Breadcrumb

2,000 years of Native American history

FOR IMMEDIATE RELEASE
1/12/2017
Bill Iseminger
618-346-5161
cahokia.mounds@sbcglobal.net

COLLINSVILLE, Ill. – A series of free lectures at Cahokia Mounds State Historic Site will look back at 2,000 years of Native American history, beginning with an update on research into the mound-builders who once lived​ in the lower Illinois River valley.

The Jan. 15 presentation focuses on the Middle Woodland, or “Hopewellian,” peoples, who built hundreds of earthen mounds between roughly 50 BC and AD 400. Jason King, director of the Center for American Archeology, will discuss the center’s years of research, including remote sensing and recent mound excavations.

King speaks at 2 p.m. in the auditorium of the Cahokia Mounds Interpretive Center, as will the experts in February and March.
 
The series continues on Sunday, Feb. 26, with Tamira K. Brennan, coordinator of the Illinois State Archaeological Survey’s American Bottom Field Station. The survey conducted excavations for the relocation of Interstate 70 approaching the new Stan Musial bridge, revealing a massive settlement associated with a huge mound center (second only to Cahokia Mounds) in East St.
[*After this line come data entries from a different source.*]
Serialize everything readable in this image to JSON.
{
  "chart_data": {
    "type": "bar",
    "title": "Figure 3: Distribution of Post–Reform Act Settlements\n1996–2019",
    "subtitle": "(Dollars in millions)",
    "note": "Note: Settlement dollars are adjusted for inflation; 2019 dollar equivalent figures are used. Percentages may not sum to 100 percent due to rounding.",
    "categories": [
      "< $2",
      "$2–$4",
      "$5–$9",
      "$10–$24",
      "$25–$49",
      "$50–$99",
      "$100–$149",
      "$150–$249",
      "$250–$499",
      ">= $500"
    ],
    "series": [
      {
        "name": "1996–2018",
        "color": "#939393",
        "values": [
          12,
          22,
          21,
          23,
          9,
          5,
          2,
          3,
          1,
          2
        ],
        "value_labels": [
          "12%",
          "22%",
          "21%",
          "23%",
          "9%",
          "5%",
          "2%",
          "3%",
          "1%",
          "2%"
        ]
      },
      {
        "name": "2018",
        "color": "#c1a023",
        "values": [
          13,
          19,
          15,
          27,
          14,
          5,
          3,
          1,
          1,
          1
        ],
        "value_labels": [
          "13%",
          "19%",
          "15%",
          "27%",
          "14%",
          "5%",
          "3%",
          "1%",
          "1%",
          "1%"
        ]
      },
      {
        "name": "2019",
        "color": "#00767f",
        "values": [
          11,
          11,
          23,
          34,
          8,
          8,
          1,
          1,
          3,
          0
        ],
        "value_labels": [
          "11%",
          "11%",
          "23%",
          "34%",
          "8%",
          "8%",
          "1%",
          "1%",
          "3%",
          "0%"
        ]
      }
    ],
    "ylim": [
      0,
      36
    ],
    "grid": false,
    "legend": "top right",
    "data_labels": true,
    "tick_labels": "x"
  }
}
Louis

The project uncovered more than 6,000 pits, structures, monumental posts and other features dating from about AD 900 to 1250. Brennan will explain what the discoveries reveal about daily life, social and political structures and how East St. Louis, Cahokia and other villages together formed one of North America’s first and largest pre-Columbian cities.
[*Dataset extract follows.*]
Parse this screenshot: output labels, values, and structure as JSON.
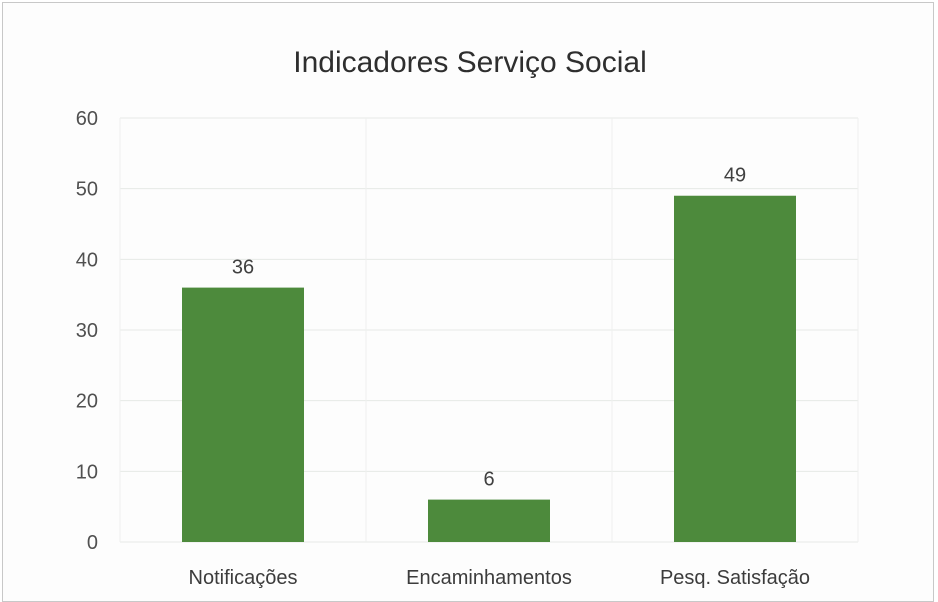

On March 19, two experts will explain research into population shifts at Angel Mounds, a large village and mound center from the Mississippian Culture in southwestern Indiana. Angel Mounds was established as a small ceremonial center around 1100, then boomed to a population of about 1,000 people between 1300 and 1400. It was abandoned soon after as residents dealt with increasing warfare and a sharp change in the climate.

The findings will be presented by G. William Monaghan of the Indiana Geological Survey, Indiana University-Bloomington; and Jeremy J. Wilson from the Department of Anthropology at Indiana University-Purdue University Indianapolis.

Cahokia Mounds State Historic Site, administered by the Illinois Historic Preservation Agency, is just eight miles from downtown St. Louis, in Collinsville, Illinois, off Interstates 55/70 (Exit 6) and Interstate 255 (Exit 24), on Collinsville Road. The Interpretive Center is open 9 a.m. - 5 .pm. Wednesday through Sunday. There is no admission fee but we do suggest donations of $7 for adults, $5 for seniors, $2 for students and $15 for families.